= The Twin Atlas =

American folk rock band

The Twin Atlas is a folk rock band, known for its atmospheric folk and pop songs, written and home-recorded by Sean Byrne with Lucas Zaleski, who began playing together when they met at the University of Delaware in the early 1990s and began releasing music as The Twin Atlas in 2000.

Zaleski is now an NYC resident, and Byrne lives in Medford Lakes, where he has drummed with the bands Lenola, Mazarin, Matt Pond PA, Audible, BC Camplight, and Camino Sound.

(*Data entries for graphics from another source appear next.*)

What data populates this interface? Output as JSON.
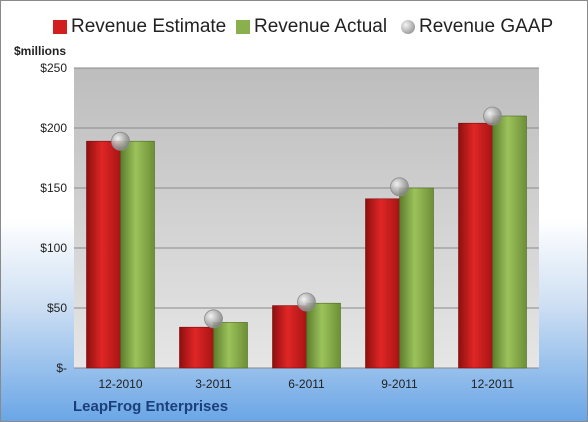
{
  "chart_data": {
    "type": "bar",
    "categories": [
      "12-2010",
      "3-2011",
      "6-2011",
      "9-2011",
      "12-2011"
    ],
    "series": [
      {
        "name": "Revenue Estimate",
        "values": [
          189,
          34,
          52,
          141,
          204
        ],
        "color": "#d11f1f"
      },
      {
        "name": "Revenue Actual",
        "values": [
          189,
          38,
          54,
          150,
          210
        ],
        "color": "#8ab04e"
      },
      {
        "name": "Revenue GAAP",
        "values": [
          189,
          41,
          55,
          151,
          210
        ],
        "color": "#a8a8a8",
        "marker": "circle"
      }
    ],
    "ylabel": "$millions",
    "ylim": [
      0,
      250
    ],
    "yticks": [
      0,
      50,
      100,
      150,
      200,
      250
    ],
    "yticklabels": [
      "$-",
      "$50",
      "$100",
      "$150",
      "$200",
      "$250"
    ],
    "legend_position": "top",
    "grid": true
  },
  "company": "LeapFrog Enterprises"
}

The foundation of their songs often comes from Byrne's compositions or from Byrne and Zaleski's recorded collaborations and improvisations, upon which Byrne later goes back to and finishes; adding vocals, additional melodies and instrumentation, and assorted sounds. This work process has proved prolific.

Their newest release is 2005's Sun Township, a ten-song set of haunting folk rock containing their most fully realized fidelity to date thanks to post-production by engineer Dave Grubb (Lenola, Like A Fox)

The Twin Atlas plays: acoustic and electric guitar, vocals, mandolin, keyboard, live and electronic drums, harmonica, banjo, effects, melodica, percussion, as well as whatever and whoever may be lying around at the time.